His recruitment attempts engaged him in a morally questionable enterprise by trying to enlist peasants for the British war effort. This happened in places where not that long before he had the status of a popular hero for successfully challenging the authorities over tax issues affecting the local peasantry. Now they were shunning him and his recruitment drive, despite strenuous efforts on his part, came to practically nothing.
Gandhian scholar Judith Brown observed that Gandhi’s struggle with his conscience, with those near to him, and those who had flocked to him, combined with physical exhaustion to precipitate a radical collapse in his health from the second half of 1918, virtually removed him from public life during the time of the influenza pandemic. It appeared that Gandhi left the pandemic unmentioned in his public discourse at the time as well as in his Autobiography a decade later. Yet Gandhi, who was dealing with his own illness, was not alone among India’s foremost political leaders in this respect. Jawaharlal Nehru began his political career in 1916. When Nehru recalled that crucial period after the war ended, he failed to note the 1918 pandemic in either his autobiography Toward Freedom or later in Discovery of India.

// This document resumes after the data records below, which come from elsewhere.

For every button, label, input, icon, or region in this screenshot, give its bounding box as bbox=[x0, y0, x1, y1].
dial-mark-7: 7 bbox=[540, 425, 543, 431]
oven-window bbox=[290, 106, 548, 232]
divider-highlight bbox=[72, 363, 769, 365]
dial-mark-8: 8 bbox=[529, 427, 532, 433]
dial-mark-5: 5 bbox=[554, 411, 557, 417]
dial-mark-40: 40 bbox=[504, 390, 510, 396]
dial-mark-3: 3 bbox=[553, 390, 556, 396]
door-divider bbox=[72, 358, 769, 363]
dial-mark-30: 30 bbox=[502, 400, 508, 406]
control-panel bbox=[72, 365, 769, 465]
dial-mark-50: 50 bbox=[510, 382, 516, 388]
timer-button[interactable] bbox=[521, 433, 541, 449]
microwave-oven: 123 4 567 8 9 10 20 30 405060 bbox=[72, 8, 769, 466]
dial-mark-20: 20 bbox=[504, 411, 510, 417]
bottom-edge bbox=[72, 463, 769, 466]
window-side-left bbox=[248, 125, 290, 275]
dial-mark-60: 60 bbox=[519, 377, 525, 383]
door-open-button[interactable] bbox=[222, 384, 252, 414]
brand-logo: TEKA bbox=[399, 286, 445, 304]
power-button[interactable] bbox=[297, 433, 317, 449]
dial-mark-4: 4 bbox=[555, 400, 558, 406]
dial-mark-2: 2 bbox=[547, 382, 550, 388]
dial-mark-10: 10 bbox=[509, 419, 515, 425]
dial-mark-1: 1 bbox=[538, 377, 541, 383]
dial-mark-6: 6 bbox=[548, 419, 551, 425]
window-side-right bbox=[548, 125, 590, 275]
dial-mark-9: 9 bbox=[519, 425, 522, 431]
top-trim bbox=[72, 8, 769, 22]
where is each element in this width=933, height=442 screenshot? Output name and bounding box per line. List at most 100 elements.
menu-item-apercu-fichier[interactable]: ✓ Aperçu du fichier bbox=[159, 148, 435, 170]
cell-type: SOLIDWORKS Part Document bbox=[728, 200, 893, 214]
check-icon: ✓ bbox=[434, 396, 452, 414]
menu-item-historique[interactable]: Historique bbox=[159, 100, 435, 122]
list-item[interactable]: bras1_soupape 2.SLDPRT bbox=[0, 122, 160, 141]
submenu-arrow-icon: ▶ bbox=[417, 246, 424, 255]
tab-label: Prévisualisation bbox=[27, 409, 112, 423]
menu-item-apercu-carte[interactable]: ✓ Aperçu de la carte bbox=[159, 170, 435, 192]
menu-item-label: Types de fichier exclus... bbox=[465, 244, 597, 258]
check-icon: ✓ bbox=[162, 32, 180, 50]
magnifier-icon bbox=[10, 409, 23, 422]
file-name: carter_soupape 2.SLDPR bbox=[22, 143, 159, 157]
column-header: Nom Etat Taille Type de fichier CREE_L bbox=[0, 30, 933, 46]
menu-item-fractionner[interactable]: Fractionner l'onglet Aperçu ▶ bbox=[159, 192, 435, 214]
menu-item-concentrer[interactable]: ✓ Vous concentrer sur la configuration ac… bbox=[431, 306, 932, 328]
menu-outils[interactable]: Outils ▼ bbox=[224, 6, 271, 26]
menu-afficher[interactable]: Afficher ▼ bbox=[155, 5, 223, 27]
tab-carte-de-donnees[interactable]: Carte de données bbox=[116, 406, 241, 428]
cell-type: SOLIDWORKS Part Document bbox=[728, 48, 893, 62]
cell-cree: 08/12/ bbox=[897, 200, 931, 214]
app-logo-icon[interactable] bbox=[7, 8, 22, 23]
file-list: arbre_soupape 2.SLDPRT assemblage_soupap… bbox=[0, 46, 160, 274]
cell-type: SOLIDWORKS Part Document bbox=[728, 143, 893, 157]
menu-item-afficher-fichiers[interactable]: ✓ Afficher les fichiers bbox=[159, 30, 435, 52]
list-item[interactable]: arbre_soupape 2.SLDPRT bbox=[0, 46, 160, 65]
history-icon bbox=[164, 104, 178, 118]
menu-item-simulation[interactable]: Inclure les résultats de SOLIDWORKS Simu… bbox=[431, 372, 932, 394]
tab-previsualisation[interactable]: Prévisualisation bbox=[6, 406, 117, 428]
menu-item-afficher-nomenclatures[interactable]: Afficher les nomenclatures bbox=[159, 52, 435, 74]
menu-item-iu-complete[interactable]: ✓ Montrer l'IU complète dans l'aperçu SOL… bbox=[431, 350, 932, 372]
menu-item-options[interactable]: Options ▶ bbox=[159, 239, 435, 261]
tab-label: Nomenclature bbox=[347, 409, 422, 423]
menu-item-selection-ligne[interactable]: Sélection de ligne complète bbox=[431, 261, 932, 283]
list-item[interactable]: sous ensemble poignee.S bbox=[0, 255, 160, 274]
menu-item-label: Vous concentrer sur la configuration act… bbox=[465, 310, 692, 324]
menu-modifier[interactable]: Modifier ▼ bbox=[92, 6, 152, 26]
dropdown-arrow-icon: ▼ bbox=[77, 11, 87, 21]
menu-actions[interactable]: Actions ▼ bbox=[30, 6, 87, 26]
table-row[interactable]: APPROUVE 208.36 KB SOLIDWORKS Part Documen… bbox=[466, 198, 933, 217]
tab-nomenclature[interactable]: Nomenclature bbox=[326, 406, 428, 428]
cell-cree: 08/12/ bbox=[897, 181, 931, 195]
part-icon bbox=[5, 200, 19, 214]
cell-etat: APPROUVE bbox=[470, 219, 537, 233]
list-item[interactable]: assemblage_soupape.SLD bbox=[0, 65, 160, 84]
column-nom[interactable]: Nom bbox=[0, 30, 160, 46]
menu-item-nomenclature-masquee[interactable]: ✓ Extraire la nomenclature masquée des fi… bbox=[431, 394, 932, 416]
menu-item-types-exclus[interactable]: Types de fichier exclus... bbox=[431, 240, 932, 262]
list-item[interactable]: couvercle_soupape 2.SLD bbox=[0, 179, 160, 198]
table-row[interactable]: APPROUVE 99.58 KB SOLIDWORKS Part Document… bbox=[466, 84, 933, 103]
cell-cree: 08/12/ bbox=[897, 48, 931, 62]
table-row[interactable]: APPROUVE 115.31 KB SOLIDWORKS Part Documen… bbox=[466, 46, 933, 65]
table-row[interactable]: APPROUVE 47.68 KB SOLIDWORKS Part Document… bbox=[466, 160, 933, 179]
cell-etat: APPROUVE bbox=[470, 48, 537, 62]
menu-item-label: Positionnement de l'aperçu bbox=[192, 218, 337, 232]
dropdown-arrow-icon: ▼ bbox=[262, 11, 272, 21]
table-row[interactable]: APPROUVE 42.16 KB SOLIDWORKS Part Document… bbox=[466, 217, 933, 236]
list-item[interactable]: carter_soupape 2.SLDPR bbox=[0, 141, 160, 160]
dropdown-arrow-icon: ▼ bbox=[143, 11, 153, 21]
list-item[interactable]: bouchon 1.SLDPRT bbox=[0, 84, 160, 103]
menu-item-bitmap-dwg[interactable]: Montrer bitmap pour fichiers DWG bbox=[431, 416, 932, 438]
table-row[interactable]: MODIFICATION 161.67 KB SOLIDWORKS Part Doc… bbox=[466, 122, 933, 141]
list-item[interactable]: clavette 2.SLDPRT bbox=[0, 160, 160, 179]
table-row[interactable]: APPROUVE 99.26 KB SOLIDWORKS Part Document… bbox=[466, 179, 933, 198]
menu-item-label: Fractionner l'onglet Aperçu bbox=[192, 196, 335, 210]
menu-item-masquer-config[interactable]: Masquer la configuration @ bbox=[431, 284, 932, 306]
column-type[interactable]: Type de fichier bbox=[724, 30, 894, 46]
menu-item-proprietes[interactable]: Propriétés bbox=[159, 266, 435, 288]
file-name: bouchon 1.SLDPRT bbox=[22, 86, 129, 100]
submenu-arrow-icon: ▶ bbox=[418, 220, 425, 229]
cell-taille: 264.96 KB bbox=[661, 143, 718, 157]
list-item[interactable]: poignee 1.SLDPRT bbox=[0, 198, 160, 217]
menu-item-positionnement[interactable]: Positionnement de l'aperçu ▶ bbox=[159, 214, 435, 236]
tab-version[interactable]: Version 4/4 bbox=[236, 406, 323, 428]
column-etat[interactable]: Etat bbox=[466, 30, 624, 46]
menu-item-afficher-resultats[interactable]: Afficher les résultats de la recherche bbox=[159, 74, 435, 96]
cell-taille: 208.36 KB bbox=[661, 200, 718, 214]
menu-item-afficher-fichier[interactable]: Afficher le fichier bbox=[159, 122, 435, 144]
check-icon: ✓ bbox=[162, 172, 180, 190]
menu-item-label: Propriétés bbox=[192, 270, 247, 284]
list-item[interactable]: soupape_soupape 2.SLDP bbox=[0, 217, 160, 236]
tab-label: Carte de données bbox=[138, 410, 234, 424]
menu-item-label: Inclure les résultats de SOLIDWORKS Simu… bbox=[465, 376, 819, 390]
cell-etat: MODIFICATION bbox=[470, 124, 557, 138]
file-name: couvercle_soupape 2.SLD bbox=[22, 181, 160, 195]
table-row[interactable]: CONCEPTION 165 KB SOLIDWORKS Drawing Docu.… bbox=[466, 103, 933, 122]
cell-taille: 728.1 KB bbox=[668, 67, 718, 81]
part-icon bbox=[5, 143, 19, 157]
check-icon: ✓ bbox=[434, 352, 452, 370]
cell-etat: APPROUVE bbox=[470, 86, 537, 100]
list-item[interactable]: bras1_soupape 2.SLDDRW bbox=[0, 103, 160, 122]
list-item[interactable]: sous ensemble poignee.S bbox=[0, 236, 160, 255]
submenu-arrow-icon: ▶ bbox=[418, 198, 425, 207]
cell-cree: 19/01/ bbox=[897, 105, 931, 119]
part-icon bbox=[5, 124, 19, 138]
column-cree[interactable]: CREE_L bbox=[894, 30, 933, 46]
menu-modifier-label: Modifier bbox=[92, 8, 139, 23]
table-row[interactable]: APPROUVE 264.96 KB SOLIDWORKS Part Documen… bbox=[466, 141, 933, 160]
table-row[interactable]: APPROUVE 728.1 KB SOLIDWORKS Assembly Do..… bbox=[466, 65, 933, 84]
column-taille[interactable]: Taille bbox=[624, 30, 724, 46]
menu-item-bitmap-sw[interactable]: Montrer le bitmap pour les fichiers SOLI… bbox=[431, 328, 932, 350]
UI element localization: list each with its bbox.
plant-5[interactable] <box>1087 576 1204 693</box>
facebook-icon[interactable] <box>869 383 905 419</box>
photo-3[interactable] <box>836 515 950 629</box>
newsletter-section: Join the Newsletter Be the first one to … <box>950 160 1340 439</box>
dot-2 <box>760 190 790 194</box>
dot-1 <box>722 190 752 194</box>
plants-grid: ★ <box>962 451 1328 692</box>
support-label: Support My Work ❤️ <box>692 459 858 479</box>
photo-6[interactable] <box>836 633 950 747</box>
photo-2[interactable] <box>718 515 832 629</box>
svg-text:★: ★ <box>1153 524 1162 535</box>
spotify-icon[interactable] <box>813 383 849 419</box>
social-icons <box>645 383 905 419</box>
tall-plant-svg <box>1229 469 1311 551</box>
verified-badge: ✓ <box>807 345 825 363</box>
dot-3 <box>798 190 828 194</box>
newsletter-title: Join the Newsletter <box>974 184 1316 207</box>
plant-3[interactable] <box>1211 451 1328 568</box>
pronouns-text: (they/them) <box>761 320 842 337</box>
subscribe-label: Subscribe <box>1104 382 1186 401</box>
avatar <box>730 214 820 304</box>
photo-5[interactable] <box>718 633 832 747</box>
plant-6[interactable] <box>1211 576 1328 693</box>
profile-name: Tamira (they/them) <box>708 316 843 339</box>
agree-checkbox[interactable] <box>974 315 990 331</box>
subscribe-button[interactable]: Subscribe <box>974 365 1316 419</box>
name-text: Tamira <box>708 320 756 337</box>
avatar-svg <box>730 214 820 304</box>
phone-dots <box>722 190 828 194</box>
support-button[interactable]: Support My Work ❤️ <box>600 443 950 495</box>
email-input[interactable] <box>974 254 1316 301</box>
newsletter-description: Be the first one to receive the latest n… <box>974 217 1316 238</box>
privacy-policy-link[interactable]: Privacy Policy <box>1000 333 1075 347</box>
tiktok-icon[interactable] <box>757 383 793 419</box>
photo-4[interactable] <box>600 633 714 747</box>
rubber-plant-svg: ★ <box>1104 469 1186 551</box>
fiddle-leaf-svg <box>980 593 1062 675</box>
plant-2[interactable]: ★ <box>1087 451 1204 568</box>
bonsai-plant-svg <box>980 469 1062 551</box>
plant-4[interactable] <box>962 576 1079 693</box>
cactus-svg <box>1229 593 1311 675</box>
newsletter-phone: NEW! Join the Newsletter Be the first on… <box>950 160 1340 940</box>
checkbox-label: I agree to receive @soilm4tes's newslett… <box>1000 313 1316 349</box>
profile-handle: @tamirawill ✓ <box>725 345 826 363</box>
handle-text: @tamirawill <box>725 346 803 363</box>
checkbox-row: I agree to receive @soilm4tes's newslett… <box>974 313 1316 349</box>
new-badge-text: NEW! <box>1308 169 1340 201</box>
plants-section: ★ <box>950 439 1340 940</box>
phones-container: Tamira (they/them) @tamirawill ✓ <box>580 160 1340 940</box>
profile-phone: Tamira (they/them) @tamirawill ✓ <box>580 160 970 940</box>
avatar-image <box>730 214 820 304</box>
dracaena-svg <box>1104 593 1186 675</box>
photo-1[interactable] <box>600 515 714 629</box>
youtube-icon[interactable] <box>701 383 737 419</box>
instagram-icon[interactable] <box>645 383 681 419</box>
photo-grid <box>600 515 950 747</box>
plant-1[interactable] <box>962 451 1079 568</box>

What conclusion can we draw from the above facts? Where does this leave us? Regardless of Spinney’s assertions that it was not dysentery but influenza, his exhaustion followed by nervous breakdown, surgery for piles that took Gandhi’s mind off matters that would usually have been of fundamental importance to him, members of Sabarmati Ashram lying low due to illness and the death of his close relatives, it cannot be denied that Gandhi, more or less ignored the epidemic that was raging around him as Nehru, the British authorities in India, and historians of the Raj had done. Real reasons for their doing so cannot perhaps be ascertained now when the country is in the grip of another pandemic.